Key Aspects of Employment


An  important aspect for consideration is the commonly held belief that a productive member of society – one of the goals of sentencing – a person goes to work every day, has a good education, and seeks to own a home.

This is not the case for many Aboriginal people, by choice or by reality. 

The issue of employment is one of the key areas where the different world views come into play.

The Court often sees employment as the answer to ‘how does this offender meet his/her financial obligations to his family, the community?

The court is saying, ‘can I trust you when you leave this court to meet the values and goals of sentencing’ of which employment is tied too.

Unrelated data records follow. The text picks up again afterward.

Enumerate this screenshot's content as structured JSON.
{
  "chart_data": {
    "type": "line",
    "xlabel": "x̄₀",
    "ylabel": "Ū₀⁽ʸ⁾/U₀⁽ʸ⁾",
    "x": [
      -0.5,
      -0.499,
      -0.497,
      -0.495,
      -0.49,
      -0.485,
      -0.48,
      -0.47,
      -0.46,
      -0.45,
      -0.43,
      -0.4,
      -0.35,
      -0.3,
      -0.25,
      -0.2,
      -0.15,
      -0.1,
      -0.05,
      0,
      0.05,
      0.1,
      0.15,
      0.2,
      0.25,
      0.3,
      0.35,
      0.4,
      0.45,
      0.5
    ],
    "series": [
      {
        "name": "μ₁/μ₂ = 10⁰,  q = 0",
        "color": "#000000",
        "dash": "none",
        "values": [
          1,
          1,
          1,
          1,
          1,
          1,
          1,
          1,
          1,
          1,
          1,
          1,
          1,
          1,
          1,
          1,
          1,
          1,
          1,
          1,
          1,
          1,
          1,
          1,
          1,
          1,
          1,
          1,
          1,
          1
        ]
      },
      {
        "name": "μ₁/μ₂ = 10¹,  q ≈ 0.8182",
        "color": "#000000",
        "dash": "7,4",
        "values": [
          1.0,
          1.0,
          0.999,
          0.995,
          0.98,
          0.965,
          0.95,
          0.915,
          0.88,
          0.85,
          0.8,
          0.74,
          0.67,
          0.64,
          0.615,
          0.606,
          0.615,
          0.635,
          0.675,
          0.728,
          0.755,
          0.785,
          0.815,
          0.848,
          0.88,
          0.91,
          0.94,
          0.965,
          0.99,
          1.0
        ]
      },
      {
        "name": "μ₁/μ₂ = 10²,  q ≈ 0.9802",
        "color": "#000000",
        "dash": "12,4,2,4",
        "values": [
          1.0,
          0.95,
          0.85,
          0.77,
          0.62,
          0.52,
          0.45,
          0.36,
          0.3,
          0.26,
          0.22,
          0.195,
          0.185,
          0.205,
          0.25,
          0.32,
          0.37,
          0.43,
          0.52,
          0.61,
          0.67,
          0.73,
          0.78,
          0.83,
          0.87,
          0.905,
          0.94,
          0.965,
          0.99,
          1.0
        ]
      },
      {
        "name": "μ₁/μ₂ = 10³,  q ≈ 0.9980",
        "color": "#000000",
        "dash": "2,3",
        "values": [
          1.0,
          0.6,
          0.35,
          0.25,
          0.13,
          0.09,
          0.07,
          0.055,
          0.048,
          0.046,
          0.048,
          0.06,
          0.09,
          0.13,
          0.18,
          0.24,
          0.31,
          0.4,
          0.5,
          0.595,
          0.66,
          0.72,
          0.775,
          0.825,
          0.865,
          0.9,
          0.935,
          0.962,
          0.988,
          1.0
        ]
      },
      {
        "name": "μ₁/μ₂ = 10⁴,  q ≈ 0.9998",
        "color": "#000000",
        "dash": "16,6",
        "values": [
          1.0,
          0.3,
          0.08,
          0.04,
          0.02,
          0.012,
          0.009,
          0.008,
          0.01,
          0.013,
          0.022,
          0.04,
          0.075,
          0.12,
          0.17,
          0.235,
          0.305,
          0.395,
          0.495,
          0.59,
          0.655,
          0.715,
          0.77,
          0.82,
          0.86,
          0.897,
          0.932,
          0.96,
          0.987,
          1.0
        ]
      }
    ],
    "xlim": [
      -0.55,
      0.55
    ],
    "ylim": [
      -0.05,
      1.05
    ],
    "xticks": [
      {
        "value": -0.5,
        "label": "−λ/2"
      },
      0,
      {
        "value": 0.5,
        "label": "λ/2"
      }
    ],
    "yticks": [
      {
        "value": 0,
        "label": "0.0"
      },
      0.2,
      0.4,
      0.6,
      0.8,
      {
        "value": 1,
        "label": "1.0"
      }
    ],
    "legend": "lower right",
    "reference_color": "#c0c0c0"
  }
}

The court wants to know, if the Offender is not employed, how does he meet his obligations? Is he just wondering around the community?  Is he sitting around or getting into trouble?

Gladue Tip: Questions to Consider When Looking at Employability

Does a lack of achievement in education or employment reflect the individuals level of motivation or the norm within that particular community?

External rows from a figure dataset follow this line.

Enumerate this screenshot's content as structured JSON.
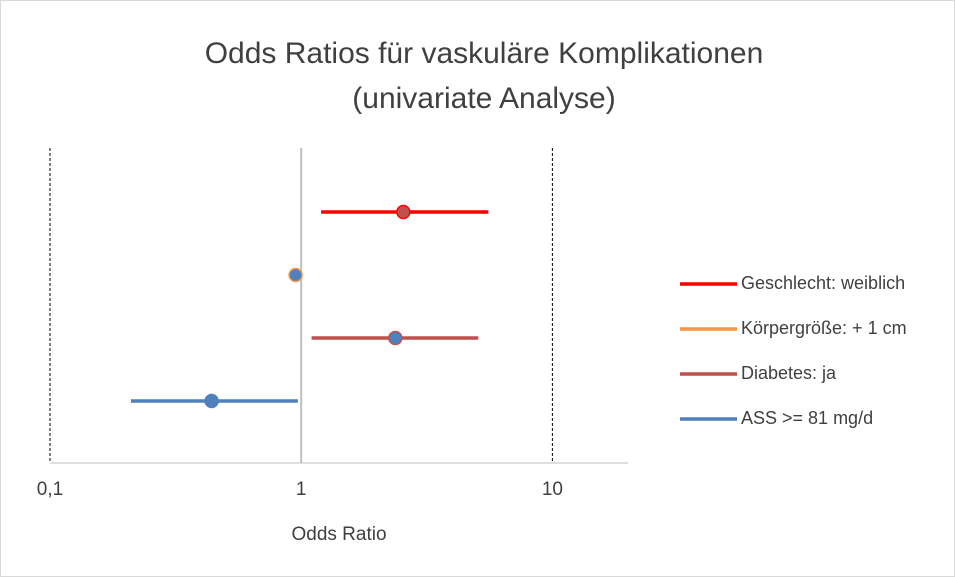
{
  "chart_data": {
    "type": "forest",
    "title": [
      "Odds Ratios für vaskuläre Komplikationen",
      "(univariate Analyse)"
    ],
    "x_label": "Odds Ratio",
    "xscale": "log",
    "xlim": [
      0.1,
      20
    ],
    "xticks": [
      {
        "value": 0.1,
        "label": "0,1"
      },
      1,
      10
    ],
    "reference": 1,
    "legend": "right",
    "series": [
      {
        "name": "Geschlecht: weiblich",
        "color": "#ff0000",
        "marker_color": "#c0504d",
        "value": 2.55,
        "lower": 1.2,
        "upper": 5.56
      },
      {
        "name": "Körpergröße: + 1 cm",
        "color": "#f79646",
        "marker_color": "#4f81bd",
        "value": 0.95,
        "lower": 0.94,
        "upper": 0.96
      },
      {
        "name": "Diabetes: ja",
        "color": "#c0504d",
        "marker_color": "#4f81bd",
        "value": 2.37,
        "lower": 1.1,
        "upper": 5.07
      },
      {
        "name": "ASS >= 81 mg/d",
        "color": "#4f81bd",
        "marker_color": "#4f81bd",
        "value": 0.44,
        "lower": 0.21,
        "upper": 0.97
      }
    ]
  }
}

Are their external factors that impact the individuals productivity; lack of employment in the First Nation, difficulties in the relationship with local non-aboriginal employers, no transportation to worksites etc…?

Has the accused other means of providing for themselves and their dependents; hunting, p/t work, cash jobs?

If they are on assistance do they access this service regularly or on specific occasions (i.e. seasonally, sporadically) and does this meet their needs?

What does the accused do with their time when not attending school or working?